Milk production in New Zealand was down 6% last December on the same month in 2016.
Fonterra chairman John Wilson told a Northland Dairy Development Trust Conference this month that the co-op’s forecast milk intake this season is 1.48 billion kgMS, down 3.6% on last season.
“Let me remind you that last year we had a favourable late summer and autumn; we don’t expect that this year,” he said.
Wilson said the first six days average milk collection in February was 8% down on February last year.
“We’ve had great rain but we are struggling to get milk production up,” he explained.
“We’ve had to reduce our sales volumes across our entire product portfolio; the last thing you want is to be in a position where you don’t have product to sell as prices move up.”
In December, Fonterra revised its farmgate milk price to $6.40/kgMS – a drop of 35c. Forecast earnings were also reduced by 10c/share to a range of 35c to 45c, mostly due to the Danone arbitration decision where the co-op was fined $183m.
Wilson says the milk price downgrade was “a conservative decision”.
“On the milk price side we know demand has been sustained particularly out of China, across Asia and Latin America,” he added.
“Our milk price revision at the time reflected the mixed picture in our global markets and especially the good production achieved in Europe, South America, the US and Australia.”
Wilson points out that much analysis goes into these forecasts.
“With that is always a large factor of supply potentially affecting future pricing… and of course the markets have been watching.”

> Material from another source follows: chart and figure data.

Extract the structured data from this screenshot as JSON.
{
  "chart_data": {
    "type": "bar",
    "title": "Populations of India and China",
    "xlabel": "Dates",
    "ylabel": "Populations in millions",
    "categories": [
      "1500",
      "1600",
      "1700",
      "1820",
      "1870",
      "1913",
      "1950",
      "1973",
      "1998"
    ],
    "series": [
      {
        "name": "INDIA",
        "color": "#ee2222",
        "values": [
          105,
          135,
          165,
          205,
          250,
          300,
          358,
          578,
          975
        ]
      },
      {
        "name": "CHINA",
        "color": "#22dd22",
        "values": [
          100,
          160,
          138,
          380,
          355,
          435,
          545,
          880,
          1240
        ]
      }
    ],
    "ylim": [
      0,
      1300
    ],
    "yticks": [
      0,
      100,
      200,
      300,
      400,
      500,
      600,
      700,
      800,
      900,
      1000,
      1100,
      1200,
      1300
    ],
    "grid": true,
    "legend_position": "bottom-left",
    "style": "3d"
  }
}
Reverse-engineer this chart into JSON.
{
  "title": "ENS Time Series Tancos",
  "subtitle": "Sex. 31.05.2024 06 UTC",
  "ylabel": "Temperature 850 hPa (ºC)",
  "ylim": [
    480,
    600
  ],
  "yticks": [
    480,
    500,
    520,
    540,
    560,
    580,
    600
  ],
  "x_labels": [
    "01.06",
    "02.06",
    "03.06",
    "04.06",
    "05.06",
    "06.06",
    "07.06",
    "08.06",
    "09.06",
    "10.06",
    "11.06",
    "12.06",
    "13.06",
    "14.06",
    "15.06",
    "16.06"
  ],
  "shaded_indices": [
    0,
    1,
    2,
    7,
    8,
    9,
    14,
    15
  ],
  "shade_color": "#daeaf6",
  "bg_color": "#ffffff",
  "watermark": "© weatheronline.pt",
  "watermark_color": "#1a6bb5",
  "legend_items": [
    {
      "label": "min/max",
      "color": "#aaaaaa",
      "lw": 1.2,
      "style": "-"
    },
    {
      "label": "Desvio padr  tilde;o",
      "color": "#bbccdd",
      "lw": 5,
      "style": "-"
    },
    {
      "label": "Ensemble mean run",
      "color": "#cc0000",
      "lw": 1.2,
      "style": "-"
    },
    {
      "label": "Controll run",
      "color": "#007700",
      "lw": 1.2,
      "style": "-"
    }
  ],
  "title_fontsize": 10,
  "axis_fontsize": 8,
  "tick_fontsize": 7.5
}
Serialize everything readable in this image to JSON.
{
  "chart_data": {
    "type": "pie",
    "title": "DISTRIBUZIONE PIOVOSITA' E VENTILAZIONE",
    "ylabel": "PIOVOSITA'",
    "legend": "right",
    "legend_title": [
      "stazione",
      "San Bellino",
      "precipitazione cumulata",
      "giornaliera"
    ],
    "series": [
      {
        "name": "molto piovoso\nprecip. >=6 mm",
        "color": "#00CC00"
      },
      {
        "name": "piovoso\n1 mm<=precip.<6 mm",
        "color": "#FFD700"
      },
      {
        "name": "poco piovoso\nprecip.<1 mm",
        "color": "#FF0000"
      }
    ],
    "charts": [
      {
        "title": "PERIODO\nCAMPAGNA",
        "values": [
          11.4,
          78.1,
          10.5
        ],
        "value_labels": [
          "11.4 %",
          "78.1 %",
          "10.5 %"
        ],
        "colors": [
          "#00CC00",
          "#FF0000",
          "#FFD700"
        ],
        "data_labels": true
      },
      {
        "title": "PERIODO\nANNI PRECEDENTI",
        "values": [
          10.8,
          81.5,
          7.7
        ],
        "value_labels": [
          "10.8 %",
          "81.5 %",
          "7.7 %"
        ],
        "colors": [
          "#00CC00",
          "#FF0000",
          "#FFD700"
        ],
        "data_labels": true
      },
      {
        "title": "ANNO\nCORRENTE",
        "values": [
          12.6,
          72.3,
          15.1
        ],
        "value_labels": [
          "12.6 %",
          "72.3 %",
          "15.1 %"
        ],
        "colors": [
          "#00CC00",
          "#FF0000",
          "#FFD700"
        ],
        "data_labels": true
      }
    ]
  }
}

The last three consecutive Global Dairy Trade auctions have all gone up.
Whole milk powder price is sitting at US$3200/tonne, reflecting that the market is fundamentally balanced, said Wilson.
BNZ senior economist Doug Steel agreed. He told the conference that a milk price of $6.40/kgMS looks a lot more achievable now.
Steel noted that WMP prices were up 13% in the three auctions this year.
“It’s pretty much a recognition that NZ weather has been awful; clearly the markets recognised that it had been dry from November to December,” Steel said.